Once or so often, stories emerge about people who have found themselves in the jaw of a whale – seemingly minding their own business while filming underwater or looking for some delicatessen. But out of a sudden, the surroundings are turning very dark and claustrophobic. The latest water user who fell victim to this Hollywood-like scenario was a crab fisher from Massachusetts.

First of all, incidents like these are extremely rare. We all know the story of Jonah and the Whale and no, it is not impossible to be scooped by a large baleen whale while sharing their environment. Yet there’s still a greater chance you’ll fall off a cliff while taking a selfie or being knocked out by a coconut while sunbathing. And there is still no anecdotal evidence that anyone has ever been ‘swallowed’ by a whale.

Why not? Whales are pretty smart. Often, they realise their mistake quicker than you do and will ‘release’ you. For an animal that is used to tiny zooplankton, you’re a pretty big piece to chew on (just kidding, whales do not chew – ever). Baleen whales are filter feeders and do not have teeth. Their baleens are fine horn plates, similar to our hair and nails. Since they swallow several thousands of litres at once when they go for their treats, the water has to go again which is why they push it out with their meal getting stuck between the plates (the water is not released through their blowhole. It’s a popular myth we learn from children’s books and TV. The ‘fountain’ we see is actually condensed water...).

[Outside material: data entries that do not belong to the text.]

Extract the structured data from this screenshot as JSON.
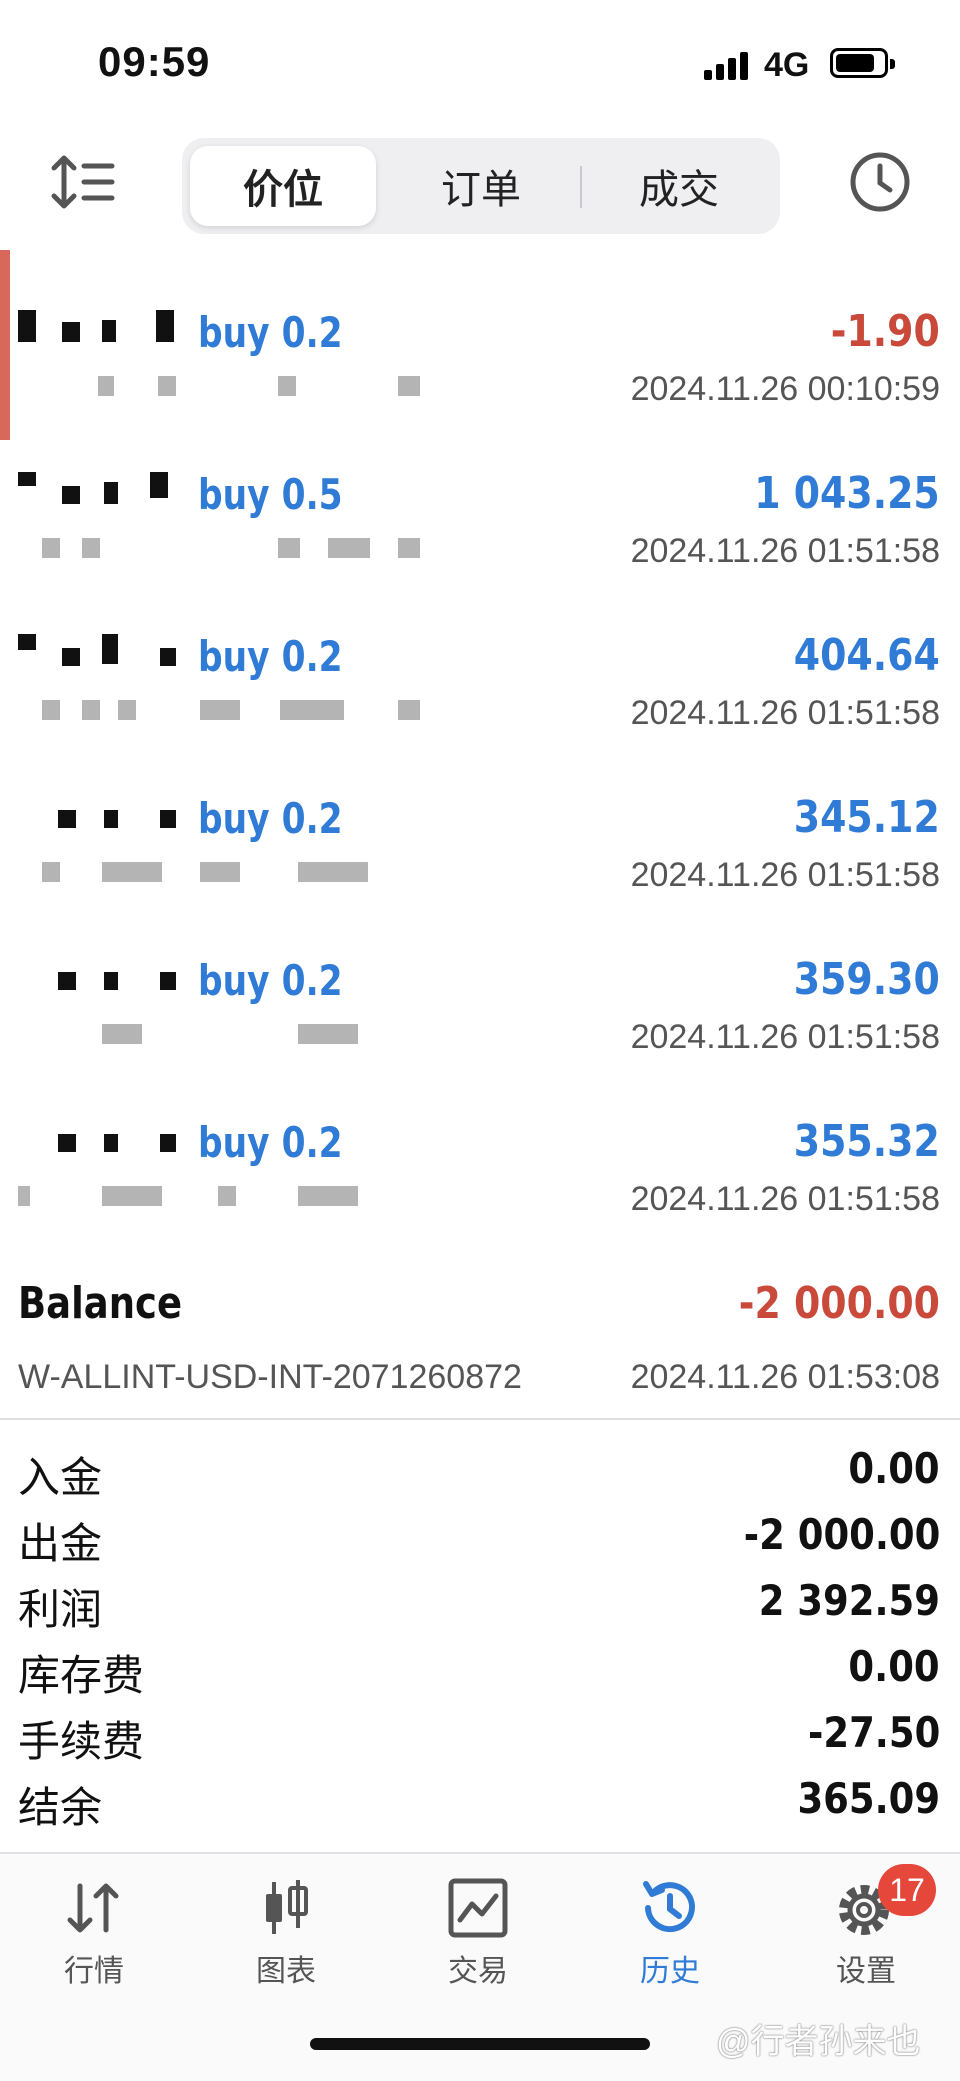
{
  "status_bar": {
    "time": "09:59",
    "network": "4G"
  },
  "toolbar": {
    "tabs": [
      {
        "label": "价位"
      },
      {
        "label": "订单"
      },
      {
        "label": "成交"
      }
    ]
  },
  "deals": [
    {
      "type": "buy 0.2",
      "profit": "-1.90",
      "date": "2024.11.26 00:10:59"
    },
    {
      "type": "buy 0.5",
      "profit": "1 043.25",
      "date": "2024.11.26 01:51:58"
    },
    {
      "type": "buy 0.2",
      "profit": "404.64",
      "date": "2024.11.26 01:51:58"
    },
    {
      "type": "buy 0.2",
      "profit": "345.12",
      "date": "2024.11.26 01:51:58"
    },
    {
      "type": "buy 0.2",
      "profit": "359.30",
      "date": "2024.11.26 01:51:58"
    },
    {
      "type": "buy 0.2",
      "profit": "355.32",
      "date": "2024.11.26 01:51:58"
    }
  ],
  "balance": {
    "label": "Balance",
    "amount": "-2 000.00",
    "comment": "W-ALLINT-USD-INT-2071260872",
    "date": "2024.11.26 01:53:08"
  },
  "summary": [
    {
      "label": "入金",
      "value": "0.00"
    },
    {
      "label": "出金",
      "value": "-2 000.00"
    },
    {
      "label": "利润",
      "value": "2 392.59"
    },
    {
      "label": "库存费",
      "value": "0.00"
    },
    {
      "label": "手续费",
      "value": "-27.50"
    },
    {
      "label": "结余",
      "value": "365.09"
    }
  ],
  "nav": {
    "items": [
      {
        "label": "行情",
        "icon": "quotes-icon"
      },
      {
        "label": "图表",
        "icon": "chart-icon"
      },
      {
        "label": "交易",
        "icon": "trade-icon"
      },
      {
        "label": "历史",
        "icon": "history-icon"
      },
      {
        "label": "设置",
        "icon": "settings-icon"
      }
    ],
    "settings_badge": "17"
  },
  "watermark": "@行者孙来也",
  "colors": {
    "accent": "#2f7bd6",
    "negative": "#c94a3a",
    "badge": "#e5473b"
  }
}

But enough about whale biology.

So why does this happen to people? When we are entering the marine environment, we have to prepare ourselves for a variety of scenarios. Any wild animal can be a potential threat to our health and safety – intentional but also unintentional. It wasn’t the whale’s intention to get a person into its mouth, it just happened. And that’s most often the case with whales that are feeding. So if we are between a yummy bait ball and a hungry whale, we may be scooped out of the water because the whale did not see us. Baleen whales do not have echolocation abilities like their toothed cousins so they are not necessarily aware of our presence, particularly in murky waters. And this is when most accidents happen.

I have found myself once floating in the Arctic Ocean and I remember I have felt quite uneasy about the feeding humpback whales around me. People always tell you to ‘trust the whales’ but again, if they do not see you and you are in the way, this can get very ugly. I have seen footage of people being a metre away from a whale that came up feeding what looked like a near-miss situation. Yikes!

More people are getting into the water for recreation or fishing and this provides the potential for incidents to happen. Further, swimming with humpback whales is now one of the hottest trends when we talk bucket lists which comes with a fair amount of risk. Such commercial experiences, however, generally take place in warm water with good visibility and non-feeding whales. Nonetheless, people still may get injured, like last year in Western Australia because momma whales can get pretty tired of us, too. But this is a different story to tell.

Luckily, so far, anyone who had this biblical experience has made it out alive. But surely not without pain or terror. So my advice is: Don’t try this at home.